How does $ax^2 − 2x^2 − a^2x − 2a^2 $ result in $ |ax||x − a| + 2|x^2 − a^2 | $ by the triangle inequality?

Question

This is for part of an epsilon-delta proof showing that the limit as $x\to a$ of $ \frac{x^2}{(x-2)}=\frac{a^2}{(a-2)}$...the solution for this section gave me this. I am assuming it is using the triangle inequality, though applying it with both variables for some reason messes with me.

Answer 1

Yes, it is by the triangle inequality. But you also made a mistake in the expression in the title of your question.
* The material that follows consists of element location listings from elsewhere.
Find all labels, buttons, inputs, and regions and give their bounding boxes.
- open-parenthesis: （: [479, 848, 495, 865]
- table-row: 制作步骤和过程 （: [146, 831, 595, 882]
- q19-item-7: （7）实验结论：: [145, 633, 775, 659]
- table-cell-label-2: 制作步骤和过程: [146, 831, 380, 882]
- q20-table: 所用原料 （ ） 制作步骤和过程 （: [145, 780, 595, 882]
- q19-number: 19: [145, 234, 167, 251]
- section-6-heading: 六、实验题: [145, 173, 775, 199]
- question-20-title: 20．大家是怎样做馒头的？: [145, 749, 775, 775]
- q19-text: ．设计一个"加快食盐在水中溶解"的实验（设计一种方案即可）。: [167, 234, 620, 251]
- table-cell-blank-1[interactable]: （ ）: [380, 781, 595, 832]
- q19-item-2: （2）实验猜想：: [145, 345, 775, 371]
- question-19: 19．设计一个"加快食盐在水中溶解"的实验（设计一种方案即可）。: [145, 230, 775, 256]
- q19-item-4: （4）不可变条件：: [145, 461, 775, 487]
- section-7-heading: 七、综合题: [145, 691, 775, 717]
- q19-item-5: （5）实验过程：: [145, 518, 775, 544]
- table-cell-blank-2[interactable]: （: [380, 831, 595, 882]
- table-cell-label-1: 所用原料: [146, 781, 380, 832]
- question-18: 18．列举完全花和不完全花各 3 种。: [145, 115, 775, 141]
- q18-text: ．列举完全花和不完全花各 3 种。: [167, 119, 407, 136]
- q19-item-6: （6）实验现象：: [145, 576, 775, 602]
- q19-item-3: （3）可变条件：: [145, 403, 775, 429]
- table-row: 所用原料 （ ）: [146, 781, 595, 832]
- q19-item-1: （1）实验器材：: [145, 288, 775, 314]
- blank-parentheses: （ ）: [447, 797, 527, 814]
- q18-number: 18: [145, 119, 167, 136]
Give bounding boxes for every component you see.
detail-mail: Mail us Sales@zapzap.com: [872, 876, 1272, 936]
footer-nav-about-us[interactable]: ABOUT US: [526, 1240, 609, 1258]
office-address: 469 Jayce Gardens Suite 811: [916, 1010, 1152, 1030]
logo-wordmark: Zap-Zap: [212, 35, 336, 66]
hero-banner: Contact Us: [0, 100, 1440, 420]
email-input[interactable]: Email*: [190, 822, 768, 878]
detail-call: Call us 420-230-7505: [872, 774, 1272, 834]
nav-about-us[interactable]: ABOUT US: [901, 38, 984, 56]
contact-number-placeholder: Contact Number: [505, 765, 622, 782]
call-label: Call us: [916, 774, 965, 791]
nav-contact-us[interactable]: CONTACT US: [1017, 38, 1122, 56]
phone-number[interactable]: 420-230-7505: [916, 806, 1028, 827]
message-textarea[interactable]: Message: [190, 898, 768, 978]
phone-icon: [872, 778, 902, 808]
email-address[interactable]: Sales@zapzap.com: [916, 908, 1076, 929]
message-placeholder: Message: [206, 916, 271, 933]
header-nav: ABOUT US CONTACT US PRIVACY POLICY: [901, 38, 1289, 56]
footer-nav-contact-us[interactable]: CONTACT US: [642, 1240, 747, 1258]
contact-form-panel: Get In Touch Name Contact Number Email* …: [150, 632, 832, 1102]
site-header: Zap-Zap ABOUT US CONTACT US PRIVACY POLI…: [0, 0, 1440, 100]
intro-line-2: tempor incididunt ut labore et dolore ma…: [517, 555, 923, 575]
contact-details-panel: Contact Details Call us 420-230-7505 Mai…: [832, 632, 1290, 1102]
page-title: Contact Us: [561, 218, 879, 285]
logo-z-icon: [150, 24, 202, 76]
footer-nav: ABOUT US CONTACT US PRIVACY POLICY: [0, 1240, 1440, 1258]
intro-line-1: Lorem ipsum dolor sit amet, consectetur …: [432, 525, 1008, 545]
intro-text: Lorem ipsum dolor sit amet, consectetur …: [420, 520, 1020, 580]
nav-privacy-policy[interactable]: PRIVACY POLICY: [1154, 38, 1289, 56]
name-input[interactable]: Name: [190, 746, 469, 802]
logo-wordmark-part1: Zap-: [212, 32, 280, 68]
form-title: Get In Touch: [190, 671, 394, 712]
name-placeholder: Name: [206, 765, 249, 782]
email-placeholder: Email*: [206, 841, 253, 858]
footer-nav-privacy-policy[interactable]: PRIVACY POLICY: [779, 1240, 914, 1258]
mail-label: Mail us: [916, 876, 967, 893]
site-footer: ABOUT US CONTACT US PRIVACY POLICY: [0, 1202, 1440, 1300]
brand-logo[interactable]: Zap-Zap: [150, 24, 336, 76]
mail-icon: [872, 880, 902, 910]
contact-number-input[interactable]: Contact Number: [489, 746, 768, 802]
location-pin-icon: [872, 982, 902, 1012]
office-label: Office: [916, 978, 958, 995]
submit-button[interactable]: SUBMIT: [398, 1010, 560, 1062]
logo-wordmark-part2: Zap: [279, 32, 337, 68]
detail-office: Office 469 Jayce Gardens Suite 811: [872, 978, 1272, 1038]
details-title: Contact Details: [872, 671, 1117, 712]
After subtracting those two fractions, you will have $$ax^2−2x^2−\color{red}{(}a^2x−2a^2\color{red}{)}=ax^2−2x^2−a^2x\color{red}{+}2a^2.$$ The lesson here is: use parentheses for grouping, because you may need to distribute something!

Then, for this epsilon-delta proof one needs to estimate $|ax^2−2x^2−a^2x+2a^2|$. Note that $$|ax^2−2x^2−a^2x+2a^2|=|(ax^2−a^2x)−(2x^2-2a^2)|\le|ax^2−a^2x|+|2x^2-2a^2|$$ by the triangle inequality.